Report: 27/11 Rage a Reggio Emilia
Nel tour di celebrazione di 20 lunghi e produttivi anni di carriera i Rage arrivano a Gualtieri, in provincia di Reggio Emilia, per la terza e ultima data della parentesi italiana. Ad accompagnarli Rain e Deadsoul Tribe.
RAIN: Dopo una piccola odissea nella nebbia padana e una lunga attesa alla cassa per problemi organizzativi, al mio arrivo i Rain sono già sul palco. Fortunatamente la band ha iniziato da poco più di un paio di minuti e posso così godere quasi a pieno dell’heavy energetico del combo bolognese che come da copione, nonostante il poco tempo a disposizione, riesce ad accattivarsi simpatie e supporto dei (ancora pochi) arrivati al Tempo Rock. Una toccata e fuga di una venti minuti che non delude nessuno e riesce a dare la solita buona impressione delle capacità in sede live della band emiliana. Peccato per l’assenza del singer Tronco, comunque rimpiazzato egregiamente dal giovane Alessio Amadio.
Setlist: Headshaker, Energy, Heavy Metal, Only For The Rain Crew, Yellow Putrefaction, Rocker Ram, Born to Kill.
DEADSOUL TRIBE: Non conoscendo niente della band in questione mi appresto a seguire la loro esibizione abbastanza incuriosito, ma presto la curiosità diviene prima noia e poi delusione totale. Ritmi lenti e riff monotematici che si mescolano in una lagna ripetitiva e soporifera. Come me pare pensarla anche il pubblico che rimane impietrito, immobile e annoiato di fronte al palco, procedendo col conto alla rovescia e sperando che capitan Peavy Wagner giunga presto a salvarli. Decisamente fuori luogo tra due band che viaggiano su canoni decisamente classici e alte velocità.
RAGE: Dopo un intro che tanto suona da promo per un colossal cinematografico i Rage arrivano sul palco e mostrano subito di avere intenzioni serie con un’accoppiata micidiale di pezzi come il vecchio capolavoro Don’t Fear The Winter e la nuova Great Old Ones. Pubblico caldo e pronto a partire per una carrellata attraverso gli ultimi anni della band con pezzi più o meno recenti come le title track Black In Mind e Soundchaser o Down.
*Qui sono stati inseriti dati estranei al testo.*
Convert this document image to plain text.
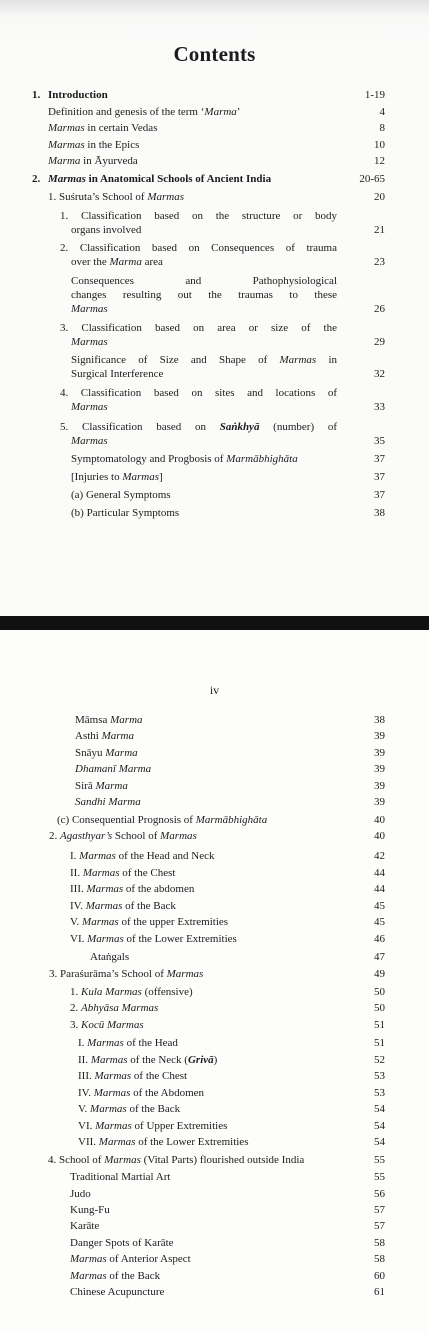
Contents
1. Introduction	1-19
Definition and genesis of the term ‘Marma’	4
Marmas in certain Vedas	8
Marmas in the Epics	10
Marma in Āyurveda	12
2. Marmas in Anatomical Schools of Ancient India	20-65
1. Suśruta’s School of Marmas	20
1. Classification based on the structure or body
organs involved	21
2. Classification based on Consequences of trauma
over the Marma area	23
Consequences and Pathophysiological
changes resulting out the traumas to these
Marmas	26
3. Classification based on area or size of the
Marmas	29
Significance of Size and Shape of Marmas in
Surgical Interference	32
4. Classification based on sites and locations of
Marmas	33
5. Classification based on Saṅkhyā (number) of
Marmas	35
Symptomatology and Progbosis of Marmābhighāta	37
[Injuries to Marmas]	37
(a) General Symptoms	37
(b) Particular Symptoms	38
iv
Māmsa Marma	38
Asthi Marma	39
Snāyu Marma	39
Dhamanī Marma	39
Sirā Marma	39
Sandhi Marma	39
(c) Consequential Prognosis of Marmābhighāta	40
2. Agasthyar’s School of Marmas	40
I. Marmas of the Head and Neck	42
II. Marmas of the Chest	44
III. Marmas of the abdomen	44
IV. Marmas of the Back	45
V. Marmas of the upper Extremities	45
VI. Marmas of the Lower Extremities	46
Ataṅgals	47
3. Paraśurāma’s School of Marmas	49
1. Kula Marmas (offensive)	50
2. Abhyāsa Marmas	50
3. Kocū Marmas	51
I. Marmas of the Head	51
II. Marmas of the Neck (Grivā)	52
III. Marmas of the Chest	53
IV. Marmas of the Abdomen	53
V. Marmas of the Back	54
VI. Marmas of Upper Extremities	54
VII. Marmas of the Lower Extremities	54
4. School of Marmas (Vital Parts) flourished outside India	55
Traditional Martial Art	55
Judo	56
Kung-Fu	57
Karāte	57
Danger Spots of Karāte	58
Marmas of Anterior Aspect	58
Marmas of the Back	60
Chinese Acupuncture	61
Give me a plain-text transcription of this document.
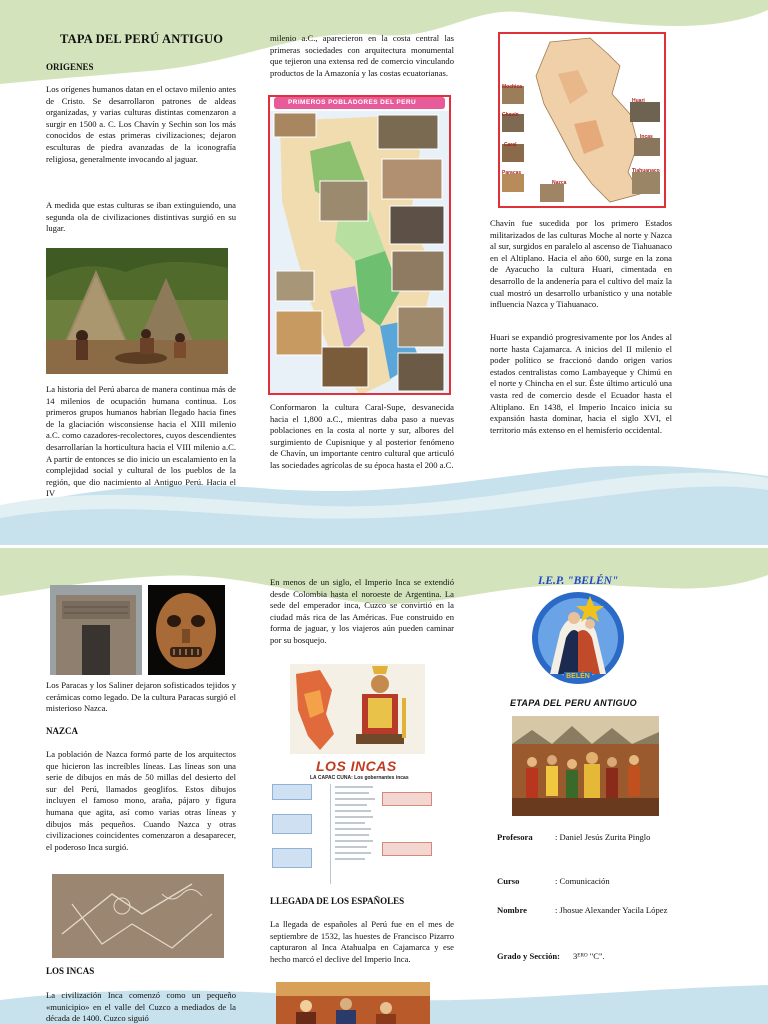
TAPA DEL PERÚ ANTIGUO
ORIGENES
Los orígenes humanos datan en el octavo milenio antes de Cristo. Se desarrollaron patrones de aldeas organizadas, y varias culturas distintas comenzaron a surgir en 1500 a. C. Los Chavín y Sechin son los más conocidos de estas primeras civilizaciones; dejaron esculturas de piedra avanzadas de la iconografía religiosa, generalmente invocando al jaguar.
A medida que estas culturas se iban extinguiendo, una segunda ola de civilizaciones distintivas surgió en su lugar.
La historia del Perú abarca de manera continua más de 14 milenios de ocupación humana continua. Los primeros grupos humanos habrían llegado hacia fines de la glaciación wisconsiense hacia el XIII milenio a.C. como cazadores-recolectores, cuyos descendientes desarrollarían la horticultura hacia el VIII milenio a.C. A partir de entonces se dio inicio un escalamiento en la complejidad social y cultural de los pueblos de la región, que dio nacimiento al Antiguo Perú. Hacia el IV
milenio a.C., aparecieron en la costa central las primeras sociedades con arquitectura monumental que tejieron una extensa red de comercio vinculando productos de la Amazonía y las costas ecuatorianas.
PRIMEROS POBLADORES DEL PERU
Conformaron la cultura Caral-Supe, desvanecida hacia el 1,800 a.C., mientras daba paso a nuevas poblaciones en la costa al norte y sur, albores del surgimiento de Cupisnique y al posterior fenómeno de Chavín, un importante centro cultural que articuló las sociedades agrícolas de su época hasta el 200 a.C.
Mochica
Chavín
Caral
Paracas
Nazca
Huari
Incas
Tiahuanaco
Chavín fue sucedida por los primero Estados militarizados de las culturas Moche al norte y Nazca al sur, surgidos en paralelo al ascenso de Tiahuanaco en el Altiplano. Hacia el año 600, surge en la zona de Ayacucho la cultura Huari, cimentada en desarrollo de la andenería para el cultivo del maíz la cual mostró un desarrollo urbanístico y una notable influencia Nazca y Tiahuanaco.
Huari se expandió progresivamente por los Andes al norte hasta Cajamarca. A inicios del II milenio el poder político se fraccionó dando origen varios estados centralistas como Lambayeque y Chimú en el norte y Chincha en el sur. Éste último articuló una vasta red de comercio desde el Ecuador hasta el Altiplano. En 1438, el Imperio Incaico inicia su expansión hasta dominar, hacia el siglo XVI, el territorio más extenso en el hemisferio occidental.
Los Paracas y los Saliner dejaron sofisticados tejidos y cerámicas como legado. De la cultura Paracas surgió el misterioso Nazca.
NAZCA
La población de Nazca formó parte de los arquitectos que hicieron las increíbles líneas. Las líneas son una serie de dibujos en más de 50 millas del desierto del sur del Perú, llamados geoglifos. Estos dibujos incluyen el famoso mono, araña, pájaro y figura humana que agita, así como varias otras líneas y dibujos más pequeños. Cuando Nazca y otras civilizaciones coincidentes comenzaron a desaparecer, el poderoso Inca surgió.
LOS INCAS
La civilización Inca comenzó como un pequeño «municipio» en el valle del Cuzco a mediados de la década de 1400. Cuzco siguió
En menos de un siglo, el Imperio Inca se extendió desde Colombia hasta el noroeste de Argentina. La sede del emperador inca, Cuzco se convirtió en la ciudad más rica de las Américas. Fue construido en forma de jaguar, y los viajeros aún pueden caminar por su bosquejo.
LOS INCAS
LA CAPAC CUNA: Los gobernantes incas
LLEGADA DE LOS ESPAÑOLES
La llegada de españoles al Perú fue en el mes de septiembre de 1532, las huestes de Francisco Pizarro capturaron al Inca Atahualpa en Cajamarca y ese hecho marcó el declive del Imperio Inca.
I.E.P. "BELÉN"
BELÉN
ETAPA DEL PERU ANTIGUO
Profesora	: Daniel Jesús Zurita Pinglo
Curso	: Comunicación
Nombre	: Jhosue Alexander Yacila López
Grado y Sección: 3ᴱᴿᴼ "C".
I suoni non sono perfetti ma i Rage sono come al solito un fiume in piena, e nonostante un paio di cali alla voce di Peavy (chi non ne ha?!) lo show arriva alla strumentale Unity dove Victor Smolski mette in mostra le sue doti tecniche per poi lasciare spazio e palco al solo di Mike Terrana. Una decina di minuti in cui il drummer devasta la povera Premier finita tra le sue grinfie, concedendosi anche un paio di prestazioni canore. Peavy Wagner e Victor Smolski tornano e c’è tempo per un siparietto con ancora protagonista prima Mike Terrana che si mette a correre per il palco con una mantellina grigio fluorescente a mo’ di supreroe definendosi “Il batterista più sexy del mondo”. Il pubblico apprezza e tocca a Wagner scherzare, così il singer spiega la ragione per cui la bionda cresta di Terrana ha lasciato da tempo gli US… “per via del presidente” e proprio a Bush il padre dei Rage dedica la seguente splendida Set This World On Fire. Tra un tuffo indietro alla bellissima Sent By The Devil e episodi più attuali si arriva a un’altra coppie di gemme vecchio stampo con la granitica From The Cradle To The Grave e Firestorm a chiudere il set. Qualche istante ed ecco l’encore con War Of Worlds e il rito conclusivo Higher Than The Sky.
I Rage hanno dimostrato per l’ennesima volta di saperci fare alla grande, grazie a tanto affiatamento e a una grande voglia di suonare. Hanno dato vita a un bellissimo spettacolo che ha soddisfatto a pieno il pubblico e per l’ennesima volta hanno reso noto quanto meritino il successo, il seguito, gli spazi e i tempi che vengono riservati alle grandi band.